Maria Nieves and Juan Carlos Copes redefined an art form. Likely the most important tango couple of the 20th century (and the 21st, as Nieves would tell you herself), they took the dance out of the nightclub and onto the stage. They perfected it in Buenos Aires and then unleashed it out into the world, performing to rave reviews everywhere from Broadway to Japan. They danced together for 50 years, igniting the stage with the rhythmic evidence of their dramatic love affair. They met as teenagers in the late 1940s and got married on tour in Las Vegas in 1965. In 1976, Copes had a child with another woman and their marriage fell apart. They continued to dance together until 1997, when Copes decided to end their professional partnership as well. Now, almost two decades later, they remain on bad terms.
This presents a unique problem for German Kral, the director of Our Last Tango. In the documentary portrait of their storied career and tumultuous relationship, Nieves and Copes only share the screen in archival footage of their performances. While both cooperated with the production, this is not a great reconciliation. Instead, Kral reconstructs their 50 years of personal and professional partnership without the benefit of their return to the stage. He tours their history with the help of a younger generation of talented tangueros, who reenact the most emotionally and narratively significant scenes of Nieves and Copes’s life.
This strategy works beautifully. Nieves serves as a historical consultant of sorts, guiding the young woman playing her teenage self on the night she met Copes. She corrects the choreography, explaining that they danced close that night, their eyes locked.

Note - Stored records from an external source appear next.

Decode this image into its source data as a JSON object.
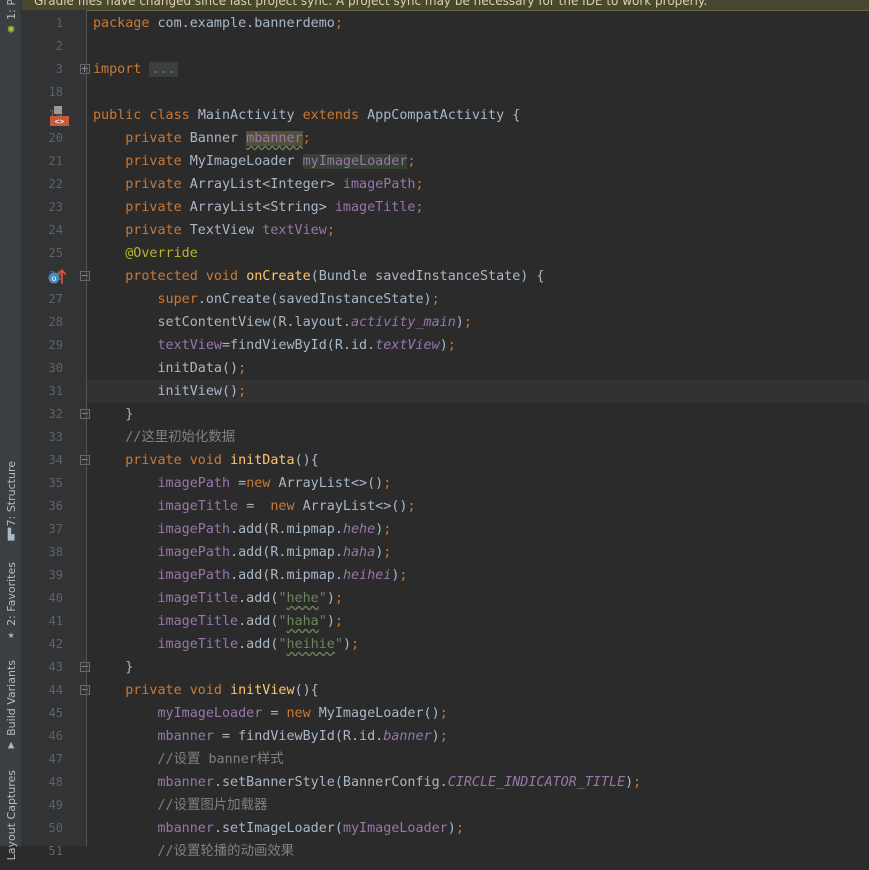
{
  "notification": {
    "text": "Gradle files have changed since last project sync. A project sync may be necessary for the IDE to work properly."
  },
  "tool_windows": [
    {
      "label": "1: P",
      "icon": "android-icon"
    },
    {
      "label": "7: Structure",
      "icon": "structure-icon"
    },
    {
      "label": "2: Favorites",
      "icon": "star-icon"
    },
    {
      "label": "Build Variants",
      "icon": "build-variants-icon"
    },
    {
      "label": "Layout Captures",
      "icon": "captures-icon"
    }
  ],
  "editor": {
    "current_line": 31,
    "lines": [
      {
        "n": "1",
        "tokens": [
          [
            "kw",
            "package "
          ],
          [
            "",
            "com.example.bannerdemo"
          ],
          [
            "kw",
            ";"
          ]
        ]
      },
      {
        "n": "2",
        "tokens": []
      },
      {
        "n": "3",
        "tokens": [
          [
            "kw",
            "import "
          ],
          [
            "importbox",
            "..."
          ]
        ],
        "fold": "plus"
      },
      {
        "n": "18",
        "tokens": []
      },
      {
        "n": "19",
        "tokens": [
          [
            "kw",
            "public class "
          ],
          [
            "",
            "MainActivity "
          ],
          [
            "kw",
            "extends "
          ],
          [
            "",
            "AppCompatActivity {"
          ]
        ],
        "gutter_icon": "layout-icon"
      },
      {
        "n": "20",
        "tokens": [
          [
            "",
            "    "
          ],
          [
            "kw",
            "private "
          ],
          [
            "",
            "Banner "
          ],
          [
            "fld hl2 wavy",
            "mbanner"
          ],
          [
            "kw",
            ";"
          ]
        ]
      },
      {
        "n": "21",
        "tokens": [
          [
            "",
            "    "
          ],
          [
            "kw",
            "private "
          ],
          [
            "",
            "MyImageLoader "
          ],
          [
            "fld hl",
            "myImageLoader"
          ],
          [
            "kw",
            ";"
          ]
        ]
      },
      {
        "n": "22",
        "tokens": [
          [
            "",
            "    "
          ],
          [
            "kw",
            "private "
          ],
          [
            "",
            "ArrayList<Integer> "
          ],
          [
            "fld",
            "imagePath"
          ],
          [
            "kw",
            ";"
          ]
        ]
      },
      {
        "n": "23",
        "tokens": [
          [
            "",
            "    "
          ],
          [
            "kw",
            "private "
          ],
          [
            "",
            "ArrayList<String> "
          ],
          [
            "fld",
            "imageTitle"
          ],
          [
            "kw",
            ";"
          ]
        ]
      },
      {
        "n": "24",
        "tokens": [
          [
            "",
            "    "
          ],
          [
            "kw",
            "private "
          ],
          [
            "",
            "TextView "
          ],
          [
            "fld",
            "textView"
          ],
          [
            "kw",
            ";"
          ]
        ]
      },
      {
        "n": "25",
        "tokens": [
          [
            "",
            "    "
          ],
          [
            "ann",
            "@Override"
          ]
        ]
      },
      {
        "n": "26",
        "tokens": [
          [
            "",
            "    "
          ],
          [
            "kw",
            "protected void "
          ],
          [
            "fn",
            "onCreate"
          ],
          [
            "",
            "(Bundle savedInstanceState) {"
          ]
        ],
        "fold": "minus",
        "gutter_icon": "override-icon"
      },
      {
        "n": "27",
        "tokens": [
          [
            "",
            "        "
          ],
          [
            "kw",
            "super"
          ],
          [
            "",
            ".onCreate(savedInstanceState)"
          ],
          [
            "kw",
            ";"
          ]
        ]
      },
      {
        "n": "28",
        "tokens": [
          [
            "",
            "        setContentView(R.layout."
          ],
          [
            "stat",
            "activity_main"
          ],
          [
            "",
            ")"
          ],
          [
            "kw",
            ";"
          ]
        ]
      },
      {
        "n": "29",
        "tokens": [
          [
            "",
            "        "
          ],
          [
            "fld",
            "textView"
          ],
          [
            "",
            "=findViewById(R.id."
          ],
          [
            "stat",
            "textView"
          ],
          [
            "",
            ")"
          ],
          [
            "kw",
            ";"
          ]
        ]
      },
      {
        "n": "30",
        "tokens": [
          [
            "",
            "        initData()"
          ],
          [
            "kw",
            ";"
          ]
        ]
      },
      {
        "n": "31",
        "tokens": [
          [
            "",
            "        initView()"
          ],
          [
            "kw",
            ";"
          ]
        ]
      },
      {
        "n": "32",
        "tokens": [
          [
            "",
            "    }"
          ]
        ],
        "fold": "minus"
      },
      {
        "n": "33",
        "tokens": [
          [
            "",
            "    "
          ],
          [
            "cmt",
            "//这里初始化数据"
          ]
        ]
      },
      {
        "n": "34",
        "tokens": [
          [
            "",
            "    "
          ],
          [
            "kw",
            "private void "
          ],
          [
            "fn",
            "initData"
          ],
          [
            "",
            "(){"
          ]
        ],
        "fold": "minus"
      },
      {
        "n": "35",
        "tokens": [
          [
            "",
            "        "
          ],
          [
            "fld",
            "imagePath "
          ],
          [
            "",
            "="
          ],
          [
            "kw",
            "new "
          ],
          [
            "",
            "ArrayList<>()"
          ],
          [
            "kw",
            ";"
          ]
        ]
      },
      {
        "n": "36",
        "tokens": [
          [
            "",
            "        "
          ],
          [
            "fld",
            "imageTitle "
          ],
          [
            "",
            "=  "
          ],
          [
            "kw",
            "new "
          ],
          [
            "",
            "ArrayList<>()"
          ],
          [
            "kw",
            ";"
          ]
        ]
      },
      {
        "n": "37",
        "tokens": [
          [
            "",
            "        "
          ],
          [
            "fld",
            "imagePath"
          ],
          [
            "",
            ".add(R.mipmap."
          ],
          [
            "stat",
            "hehe"
          ],
          [
            "",
            ")"
          ],
          [
            "kw",
            ";"
          ]
        ]
      },
      {
        "n": "38",
        "tokens": [
          [
            "",
            "        "
          ],
          [
            "fld",
            "imagePath"
          ],
          [
            "",
            ".add(R.mipmap."
          ],
          [
            "stat",
            "haha"
          ],
          [
            "",
            ")"
          ],
          [
            "kw",
            ";"
          ]
        ]
      },
      {
        "n": "39",
        "tokens": [
          [
            "",
            "        "
          ],
          [
            "fld",
            "imagePath"
          ],
          [
            "",
            ".add(R.mipmap."
          ],
          [
            "stat",
            "heihei"
          ],
          [
            "",
            ")"
          ],
          [
            "kw",
            ";"
          ]
        ]
      },
      {
        "n": "40",
        "tokens": [
          [
            "",
            "        "
          ],
          [
            "fld",
            "imageTitle"
          ],
          [
            "",
            ".add("
          ],
          [
            "str",
            "\""
          ],
          [
            "str wavy",
            "hehe"
          ],
          [
            "str",
            "\""
          ],
          [
            "",
            ")"
          ],
          [
            "kw",
            ";"
          ]
        ]
      },
      {
        "n": "41",
        "tokens": [
          [
            "",
            "        "
          ],
          [
            "fld",
            "imageTitle"
          ],
          [
            "",
            ".add("
          ],
          [
            "str",
            "\""
          ],
          [
            "str wavy",
            "haha"
          ],
          [
            "str",
            "\""
          ],
          [
            "",
            ")"
          ],
          [
            "kw",
            ";"
          ]
        ]
      },
      {
        "n": "42",
        "tokens": [
          [
            "",
            "        "
          ],
          [
            "fld",
            "imageTitle"
          ],
          [
            "",
            ".add("
          ],
          [
            "str",
            "\""
          ],
          [
            "str wavy",
            "heihie"
          ],
          [
            "str",
            "\""
          ],
          [
            "",
            ")"
          ],
          [
            "kw",
            ";"
          ]
        ]
      },
      {
        "n": "43",
        "tokens": [
          [
            "",
            "    }"
          ]
        ],
        "fold": "minus"
      },
      {
        "n": "44",
        "tokens": [
          [
            "",
            "    "
          ],
          [
            "kw",
            "private void "
          ],
          [
            "fn",
            "initView"
          ],
          [
            "",
            "(){"
          ]
        ],
        "fold": "minus"
      },
      {
        "n": "45",
        "tokens": [
          [
            "",
            "        "
          ],
          [
            "fld",
            "myImageLoader "
          ],
          [
            "",
            "= "
          ],
          [
            "kw",
            "new "
          ],
          [
            "",
            "MyImageLoader()"
          ],
          [
            "kw",
            ";"
          ]
        ]
      },
      {
        "n": "46",
        "tokens": [
          [
            "",
            "        "
          ],
          [
            "fld",
            "mbanner "
          ],
          [
            "",
            "= findViewById(R.id."
          ],
          [
            "stat",
            "banner"
          ],
          [
            "",
            ")"
          ],
          [
            "kw",
            ";"
          ]
        ]
      },
      {
        "n": "47",
        "tokens": [
          [
            "",
            "        "
          ],
          [
            "cmt",
            "//设置 banner样式"
          ]
        ]
      },
      {
        "n": "48",
        "tokens": [
          [
            "",
            "        "
          ],
          [
            "fld",
            "mbanner"
          ],
          [
            "",
            ".setBannerStyle(BannerConfig."
          ],
          [
            "stat",
            "CIRCLE_INDICATOR_TITLE"
          ],
          [
            "",
            ")"
          ],
          [
            "kw",
            ";"
          ]
        ]
      },
      {
        "n": "49",
        "tokens": [
          [
            "",
            "        "
          ],
          [
            "cmt",
            "//设置图片加载器"
          ]
        ]
      },
      {
        "n": "50",
        "tokens": [
          [
            "",
            "        "
          ],
          [
            "fld",
            "mbanner"
          ],
          [
            "",
            ".setImageLoader("
          ],
          [
            "fld",
            "myImageLoader"
          ],
          [
            "",
            ")"
          ],
          [
            "kw",
            ";"
          ]
        ]
      },
      {
        "n": "51",
        "tokens": [
          [
            "",
            "        "
          ],
          [
            "cmt",
            "//设置轮播的动画效果"
          ]
        ]
      }
    ]
  }
}
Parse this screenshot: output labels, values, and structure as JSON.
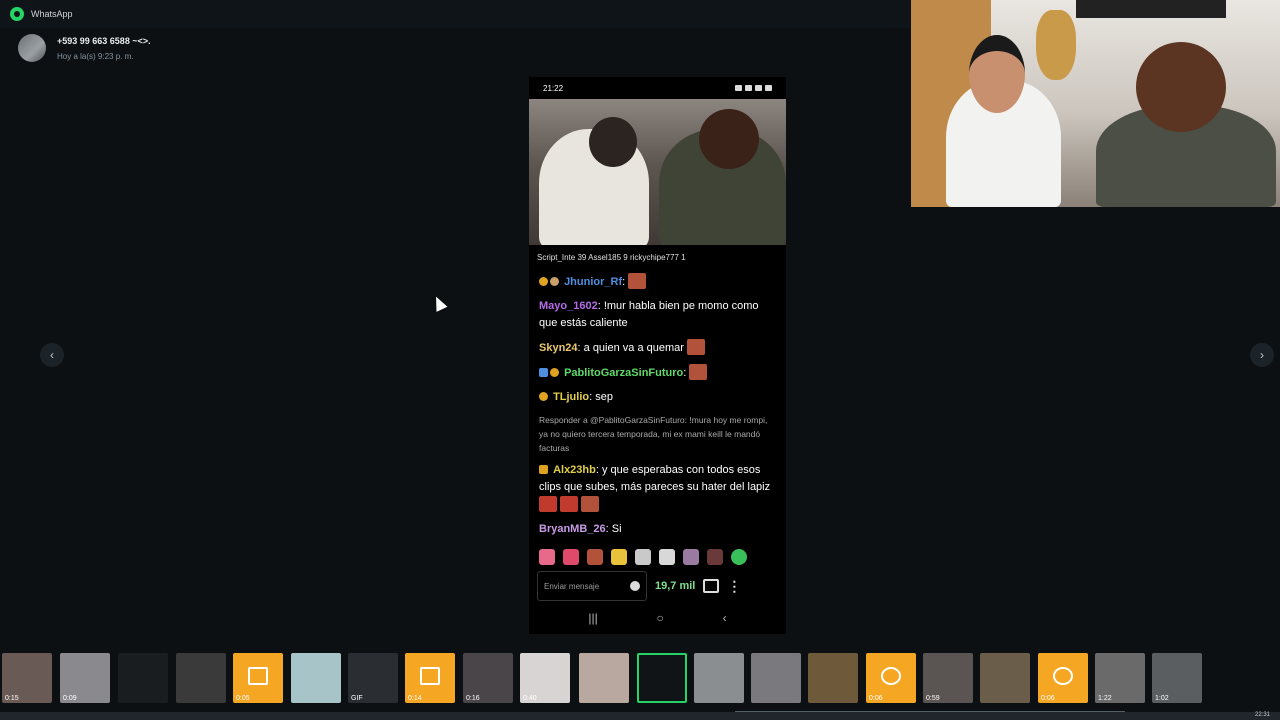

Yet these reenactments quickly become less concerned with total accuracy. After the first dance begins, the woman playing Nieves is lifted up in the air by a crane, mid-turn. These scenes split the difference between physical and emotional reenactment, a stylistic choice that becomes more fruitful with each passing scene.
The most obvious comparison is Pina, which took the existing choreography of Pina Bausch and projected it into a wide, cinematic world. It’s likely no coincidence that Wim Wenders served as executive producer on Our Last Tango. As Pina uses dance as a form of elegiac tribute to an artist, Kral’s film uses the tango as a means of celebrating the now-defunct personal and professional collaboration of Nieves and Copes.
The difference here is the subjects are present and take part in the experiment. Kral showcases Nieves’s conversations with the corps of dancers tasked with representing her life and work. This also shakes up a more typical documentary dynamic. There is some traditionally shot interview footage, of course, but Kral also allows the dancers to interview Nieves themselves. These discussions highlight an enormous shared knowledge of the ins and outs of the art form, allowing the audience an intimate understanding of both Nieves’s character and her work.
In fact, it’s worth wondering why Kral left any more traditional documentary elements in his film at all. Nieves is an excellent interview subject, regardless of context, but the artistic heights of the dance scenes are undercut by mundanely shot, sobering comments from Copes and his second wife. Equally frustrating is the music written to score the segments of the film between dance numbers. Much of it is drab and sentimental, remarkably reminiscent of the Brokeback Mountain score. It seems strange to evoke that particular item from Gustavo Santaolalla’s resume, given his impressive work in nu-tango. Nieves and Copes’s story is hardly uplifting, but it is neither quiet nor maudlin. It shines, rather, in its bright and fiery reenactments, among the best of the year so far.